One of the main assumptions of the original unsupervised training formulation is that the world is static. Hence, many works investigate informing the learning process about moving objects through optical flow
[42][43][44][45][46][47][48][49][50][51][52][53]. The optical flow, which represents dense maps of the pixel coordinates displacement, can be separated into two components. The first, the rigid flow, is caused by the camera’s motion. The second, the residual flow, is caused by dynamic objects that move freely in relation to the camera frame. Therefore, these methods train specific networks to explain the pixel shifts inconsistent with the two-view rigid motion. However, these methods focus principally on the depth and optical flow maps quality and give few details about the impact of detecting moving objects on the predicted two-view motion. Notably, they use a single metric to benchmark the relative pose that is barely informative about the global performance and cannot distinguish the improvements clearly.
A recent trend is to translate traditional and successful approaches such as SVO
[54], LSD-SLAM
[26], ORB-SLAM
[11], and DSO
[13] into their learned variants, or to take them as inspiration for creating hybrid approaches, where the neural networks usually serve as an initialization point for filtering or pose graph optimization (PGO)
[55][56][57][58][59][60][61][62]. However, RAUM-VO focuses on improving the predicted two-view motion of the pose network without introducing excessive computation overhead as required by a PGO backend.

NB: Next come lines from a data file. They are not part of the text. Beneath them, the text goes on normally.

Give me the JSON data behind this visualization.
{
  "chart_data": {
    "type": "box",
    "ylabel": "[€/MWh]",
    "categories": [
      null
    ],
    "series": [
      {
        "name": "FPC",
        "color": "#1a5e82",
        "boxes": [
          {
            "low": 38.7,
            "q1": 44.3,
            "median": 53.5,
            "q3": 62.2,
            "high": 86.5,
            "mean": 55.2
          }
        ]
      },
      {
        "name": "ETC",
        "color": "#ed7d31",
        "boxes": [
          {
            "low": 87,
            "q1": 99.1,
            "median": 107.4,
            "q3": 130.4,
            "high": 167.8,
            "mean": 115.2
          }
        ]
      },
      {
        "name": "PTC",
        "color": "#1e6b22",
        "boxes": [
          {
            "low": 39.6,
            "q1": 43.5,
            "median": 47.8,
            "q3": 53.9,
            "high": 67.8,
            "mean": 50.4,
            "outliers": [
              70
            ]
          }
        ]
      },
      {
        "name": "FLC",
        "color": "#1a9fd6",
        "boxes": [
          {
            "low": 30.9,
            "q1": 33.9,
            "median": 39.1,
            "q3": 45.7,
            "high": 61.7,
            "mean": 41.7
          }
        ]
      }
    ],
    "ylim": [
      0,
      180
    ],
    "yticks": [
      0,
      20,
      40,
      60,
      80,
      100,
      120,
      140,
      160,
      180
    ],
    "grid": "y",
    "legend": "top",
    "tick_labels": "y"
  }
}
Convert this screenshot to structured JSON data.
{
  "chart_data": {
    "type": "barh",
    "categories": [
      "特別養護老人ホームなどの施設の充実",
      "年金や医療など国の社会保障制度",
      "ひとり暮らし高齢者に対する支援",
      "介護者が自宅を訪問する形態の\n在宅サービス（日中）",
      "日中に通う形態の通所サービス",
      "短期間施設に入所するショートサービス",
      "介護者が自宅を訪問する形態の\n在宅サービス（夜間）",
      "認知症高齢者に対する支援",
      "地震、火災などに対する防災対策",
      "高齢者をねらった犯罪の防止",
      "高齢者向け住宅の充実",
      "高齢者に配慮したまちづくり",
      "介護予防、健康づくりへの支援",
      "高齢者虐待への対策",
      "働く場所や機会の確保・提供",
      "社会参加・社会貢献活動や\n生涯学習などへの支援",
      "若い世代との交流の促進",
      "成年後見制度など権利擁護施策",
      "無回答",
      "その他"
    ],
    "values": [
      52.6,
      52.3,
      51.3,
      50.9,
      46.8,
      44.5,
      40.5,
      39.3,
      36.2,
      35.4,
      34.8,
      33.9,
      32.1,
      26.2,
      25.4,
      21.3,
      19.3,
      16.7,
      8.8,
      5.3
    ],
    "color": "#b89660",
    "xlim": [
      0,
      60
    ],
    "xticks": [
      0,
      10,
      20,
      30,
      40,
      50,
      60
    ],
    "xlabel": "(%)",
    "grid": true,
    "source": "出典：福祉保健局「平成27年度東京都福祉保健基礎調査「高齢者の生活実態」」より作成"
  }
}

Instead of training expensive optical flow, RAUM-VO leverages a pre-trained Superpoint
[17] network for keypoint detection and feature description and Superglue
[18] for finding valid correspondences. Unlike optical flow, the learned features do not depend on the training dataset and generalize to a broader set of scenarios. In addition, using Superglue, researchers avoid heuristics for selecting good correspondences among the dense optical flow maps, which researchers claim could be a more robust strategy. However, researchers do not use any information about moving objects to discard keypoints lying inside these dynamic areas. Finally, differently from other hybrid approaches
[15][16], researchers do not entirely discard the pose network output, but researchers look for a solution that improves its predictions efficiently and sensibly. Thus, the adoption of the model-free epipolar constraint of Kneip and Lynen
[19] allows researchers to find the best rotation that explains the whole set of input matches without resorting to various motion models and RANSAC schemes. To the best of researchers' knowledge, researchers are the first to test such an approach combined with unsupervised monocular visual odometry.